Is the RPM actually changing that much? Or is a limitation of your OBD scanner?
Meaning that the scanner's output is in increments of 25 RPM. Call it a "round off" error for lack of a better phrase.
Maybe the RPM is actually only changing by 25 RPM total...low of 688, high of 713. But when it gets down to 688, it rounds down to the next 25, 675. And when it gets up to 713, it rounds up to the next 25, 725.
25 RPM could easily be the difference in a single step in the throttle body or idle air control motor (whatever this vehicle has for controlling idle), as it's not really a 100% precise operation in the first place.
Then you've gotta throw engine loads in on top of that...alternator/battery charging, O2 sensor cycling/fluctuations (slower than a set of brand new O2 sensors but still good enough to function), A/C compressor kicking in and out, blower motors going on and off (automatic climate control stuff), etc.
Sure, the idle should probably be a bit tighter controlled than 25 RPM, but you gotta figure you've got 130K on it. Things are gonna wear, but not be necessarily worn out.


----------



## jessebruffett (Apr 16, 2015)

I'm using a bluedriver obd2 adaptor to the bluedriver app for my phone. It's accurate to the extent the ECU is.
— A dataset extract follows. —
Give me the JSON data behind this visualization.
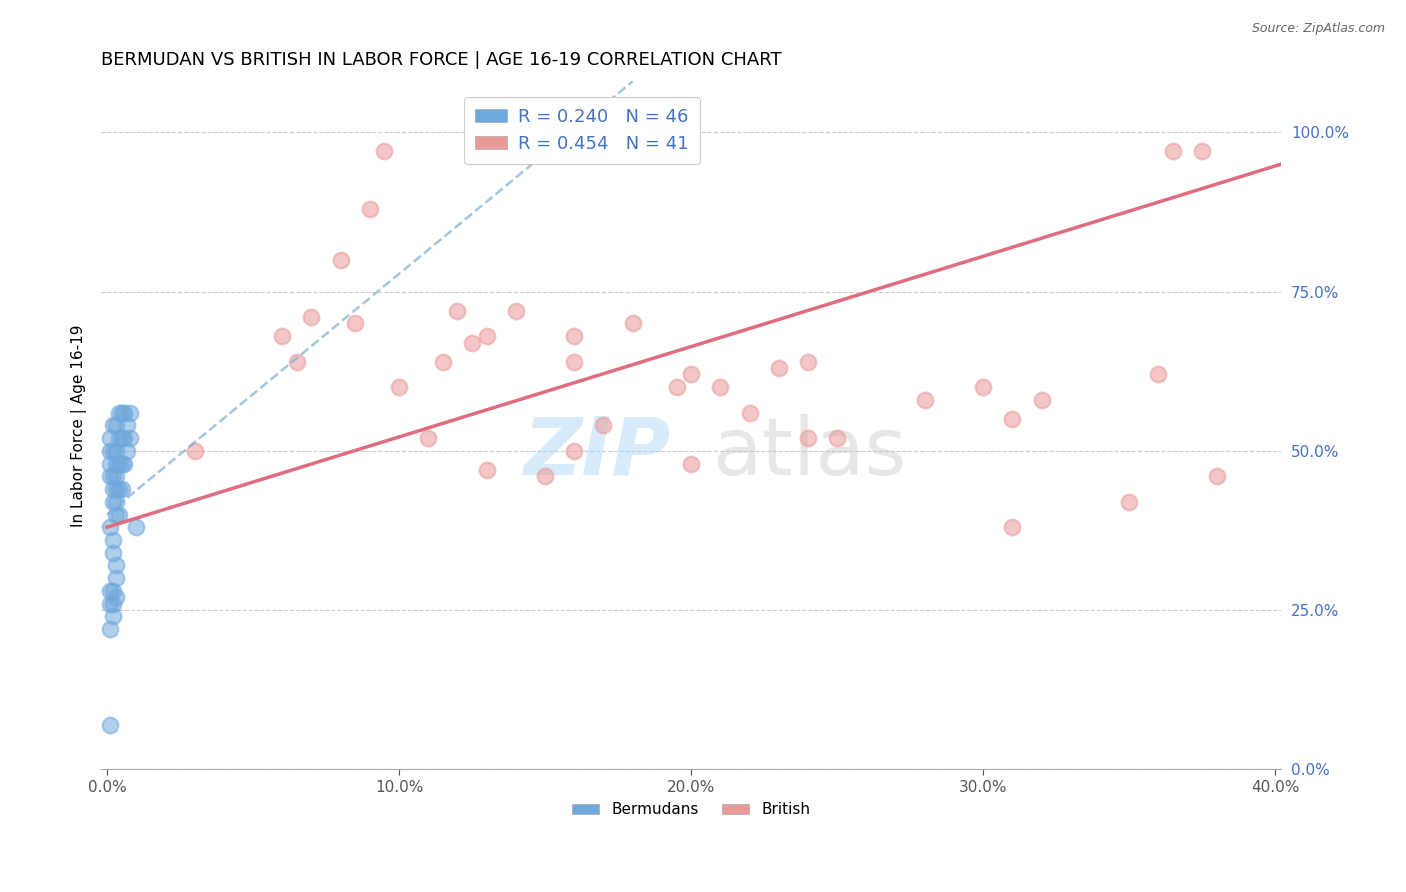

I would think that it's not a terrible thing for it to drop there, it doesn't stall or shutter. Like I said its my first completely electronically controlled car so I wasn't sure how much to worry. I know all the sensors, save the crank sensor, are the original stock ones, but according to the tool they are all operating and reporting writhing standard ranges. As far as I've been able to find specs for them.


----------



## jdg (Aug 27, 2009)

Sure, all of the sensors are likely all operating at spec's or at least within tolerances, but that doesn't mean that all of those tolerances can't add up in the wrong direction... Slow, older O2 sensor responses, MAF a bit dirty, cam/crank sensor output not what it used to be, a bit of air leakage here and there, rings not sealing like they used to when it was new. It'll all add up eventually.
I say let it ride until something stupid goes on with it. (e.g. stalling, hesitation, etc.)


----------



## cj1 (Oct 21, 2014)

If you wanted to play with a bit, clean TB and reset/relearn.


----------



## jessebruffett (Apr 16, 2015)

Did that already a couple weeks ago. But thanks for the advice


----------